- Jardin de la Pagode après abattage du gingko et du hêtre pleureur
et suppression des arbustes et bambous
Photo : J. Lacaze – Sites & Monuments - Voir l´image dans sa page
Emmanuel Macron, paraît-il, prépare « le monde d’après ». Il consulte tous azimuts, il explore les pistes politiques, il va le concevoir… Nous ne nous engagerons pas sur le reste, mais pour ce qui concerne la protection du patrimoine, il s’agit évidemment d’une vaste plaisanterie. Non seulement celui-ci est toujours menacé, mais il l’est encore davantage que d’habitude comme le démontre la multitude de menaces qui apparaissent. Voici une petite revue des affaires en cours et nous ne pouvons bien entendu être exhaustif. La liste est effrayante.
– démolition (en cours) de la gare Maritime du Havre : nous lui avons consacré deux articles, et The Times s’y intéresse désormais.
– destruction (achevée) du jardin du cinéma La Pagode (ill.). Il s’agit pourtant d’un monument classé et d’un jardin classé. Pour en savoir davantage sur cette affaire, vous pouvez lire l’article du Parisien et celui de Julien Lacaze sur le site de l’association Sites et Monuments dont il est le président ; on voit, par ailleurs, le vrai visage de la Mairie de Paris soit-disant « écologique ».
– coupe (imminente) de nombreux arbres centenaires et destruction (non moins imminente) de plusieurs constructions anciennes sur un site classé, sur le domaine de Sèvres (nous publierons ce soir ou demain un article à ce sujet qui a fait l’objet d’un article dans Le Canard Enchaîné de mercredi).
– destruction d’un bâtiment industriel à Nantes, qui nous a été signalée par Forum Nantes Patrimoine : il s’agit certes d’un monument modeste, mais dont l’intérêt patrimonial est réel comme l’expliqua l’association dans un communiqué.
– démolition (en cours) de l’ancienne piscine de Château-Thierry, qui prouve que même le patrimoine plus récent (qui sort du champ de La Tribune de l’Art) n’est pas épargné. Nous renvoyons à l’article d’Anne de Chérisey paru sur le site de Sites et Monuments.

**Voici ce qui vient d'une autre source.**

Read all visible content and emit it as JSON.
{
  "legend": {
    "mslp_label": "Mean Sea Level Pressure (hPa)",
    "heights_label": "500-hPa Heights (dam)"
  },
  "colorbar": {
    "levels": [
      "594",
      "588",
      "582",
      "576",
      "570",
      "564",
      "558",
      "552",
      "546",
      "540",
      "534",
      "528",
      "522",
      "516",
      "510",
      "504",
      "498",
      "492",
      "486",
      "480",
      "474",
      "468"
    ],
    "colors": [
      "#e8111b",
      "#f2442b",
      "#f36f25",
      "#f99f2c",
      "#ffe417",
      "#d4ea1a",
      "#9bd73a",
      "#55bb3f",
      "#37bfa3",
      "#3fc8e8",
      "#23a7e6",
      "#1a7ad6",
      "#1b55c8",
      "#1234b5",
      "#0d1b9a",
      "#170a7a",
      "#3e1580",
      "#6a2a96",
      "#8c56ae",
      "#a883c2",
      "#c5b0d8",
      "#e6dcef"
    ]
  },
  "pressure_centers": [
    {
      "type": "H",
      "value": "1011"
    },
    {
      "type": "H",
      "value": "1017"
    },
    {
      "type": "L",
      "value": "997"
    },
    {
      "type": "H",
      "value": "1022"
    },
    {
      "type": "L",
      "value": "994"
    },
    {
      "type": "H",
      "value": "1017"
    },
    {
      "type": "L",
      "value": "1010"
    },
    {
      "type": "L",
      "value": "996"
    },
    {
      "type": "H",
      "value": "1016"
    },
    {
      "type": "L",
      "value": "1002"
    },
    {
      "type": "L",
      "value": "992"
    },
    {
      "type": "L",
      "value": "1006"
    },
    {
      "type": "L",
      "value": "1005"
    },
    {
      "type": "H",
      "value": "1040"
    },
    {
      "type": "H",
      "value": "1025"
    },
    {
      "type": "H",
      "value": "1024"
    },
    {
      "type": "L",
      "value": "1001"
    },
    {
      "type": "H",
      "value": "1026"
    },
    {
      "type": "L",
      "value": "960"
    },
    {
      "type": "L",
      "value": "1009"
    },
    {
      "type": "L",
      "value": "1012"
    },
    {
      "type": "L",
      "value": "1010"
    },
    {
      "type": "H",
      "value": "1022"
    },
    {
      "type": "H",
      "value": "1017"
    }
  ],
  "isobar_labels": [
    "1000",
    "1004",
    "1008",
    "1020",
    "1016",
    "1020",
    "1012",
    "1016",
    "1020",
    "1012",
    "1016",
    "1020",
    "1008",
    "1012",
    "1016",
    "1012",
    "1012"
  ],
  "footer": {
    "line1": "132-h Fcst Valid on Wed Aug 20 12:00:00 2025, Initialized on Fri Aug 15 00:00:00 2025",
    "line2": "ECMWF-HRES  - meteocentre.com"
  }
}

Nous avions inclus l’affaire de la chapelle de Lille, que nous retirons, nous l’espérons définitivement, de cette liste.
Tous ces dossiers ont des points communs :
– nous n’en avions pas connaissance avant qu’il soit trop tard ou presque ; même si nous ne pouvons tout traiter, plus ce type de scandales est médiatisé tôt, plus ils ont des chances d’être évités.
– ils ont eu lieu pendant ou juste après le déconfinement, comme si l’urgence était de démolir,
– ils ont eu lieu, dans certains cas, entre les deux tours des élections, avec l’assentiment de maires dont la légitimité est pourtant relative avant leur éventuelle réélection,
– certaines DRAC, directions régionales des affaires culturelles, dont les pouvoirs sont de plus en plus importants notamment depuis une « déconcentration » qui a été mise en place au début de l’année, sont d’une terrible inefficacité et d’une complaisance incroyable avec les démolisseurs. Au Havre, elles n’ont pas protégé un monument qui méritait cent fois le classement ; à Paris, elles ont laissé détruire un jardin avec des arbres remarquables dans un site bénéficiant de multiples protections ; à Sèvres, les démolitions concernent également un site classé, sur un domaine national ; à Nantes, le bâtiment aurait au moins mérité une inscription, d’autant que tous les candidats à l’élection sont opposés à sa destruction, à l’exception de la maire sortante ; à Lille, nous avons souligné l’impéritie de la DRAC qui a autorisé la démolition de la chapelle malgré la proximité d’un monument classé dû au même architecte ; à Château-Thierry, là encore, un monument qui méritait une protection monument historique a été abandonné à son sort. À quoi sert un ministère de la Culture et ses émanations régionales qui ne protègent pas ce qui devrait l’être et qui laissent détruire ce qui est protégé ?
La responsabilité est, bien entendu, au plus haut niveau de l’État. Car pendant le confinement, un décret sur lequel nous reviendrons très prochainement a été pris pour affaiblir encore davantage la protection du patrimoine. Et le même président qui déclarait le 24 janvier que « La capacité à développer massivement de l’éolien, il faut être lucide, est réduite » et qui, avec sa ministre de l’Écologie, laissait entendre que le développement anarchique de l’éolien était terminé, valide trois mois plus tard (et là encore, en plein confinement) une programmation pluriannuelle qui prévoit d’accélérer son déploiement incontrôlé.
On a beau y être habitué, les mensonges permanents et le déni de la réalité d’Emmanuel Macron, le champion du « et en même temps », finissent par lasser et par inquiéter. Le monde d’après, pour le président de la République, n’est autre que le monde d’avant. En pire.